Zynga Inc. (NASDAQ: ZNGA) is out with earnings after the close. While the report does not look that great, investors have sold this one off to infinity and any news that is not of further implosion is probably more than welcome. It will sound a bit funny here as well because after Zynga announced layoffs it is also buying back up to $200 million worth of its stock.
The social gaming outfit said that sales were up 3% at $317 million versus $256 million. The company put guidance for booking at $1.09 to $1.1 billion, and it said that bookings in the last quarter were down 11% from a year ago at $256 million. Net cash from operations was $30 million and free cash flow was $17 million in the quarter. Zynga’s non-GAAP earnings came in at breakeven, which is down from $0.04 EPS a year ago and versus a consensus of -$0.01 EPS.
Zynga also showed that daily active users rose to 60 million and monthly active users rose to 311 million. Monthly unique users rose to 177 million and average daily bookings fell 19% to $0.047 while monthly unique payers fell 28% sequentially to 3.0 million.
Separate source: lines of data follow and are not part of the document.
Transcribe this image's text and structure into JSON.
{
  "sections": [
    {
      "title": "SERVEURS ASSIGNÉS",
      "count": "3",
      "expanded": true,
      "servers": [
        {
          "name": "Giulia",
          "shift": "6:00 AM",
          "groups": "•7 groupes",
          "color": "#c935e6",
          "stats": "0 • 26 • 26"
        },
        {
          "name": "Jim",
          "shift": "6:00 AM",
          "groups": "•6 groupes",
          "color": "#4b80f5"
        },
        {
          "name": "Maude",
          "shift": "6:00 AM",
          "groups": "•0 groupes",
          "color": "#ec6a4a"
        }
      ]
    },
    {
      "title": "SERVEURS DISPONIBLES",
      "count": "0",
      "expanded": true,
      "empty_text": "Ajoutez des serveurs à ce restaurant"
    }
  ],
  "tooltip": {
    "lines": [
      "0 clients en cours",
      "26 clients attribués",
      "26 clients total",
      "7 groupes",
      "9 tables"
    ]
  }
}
Shares closed down 3% today at $2.129 but the stock is soaring by 12% to $2.38 after the close. Keep in mind that shares recently hit a low of $2.10 today and that was under the $2.17 prior low. As noted, this stock and company is a dog but it is a dog close to book value.
This is likely short covering on the share buyback. Still, ask yourself how good things are if it came public this year, announced layoffs already, and is already buying back stock.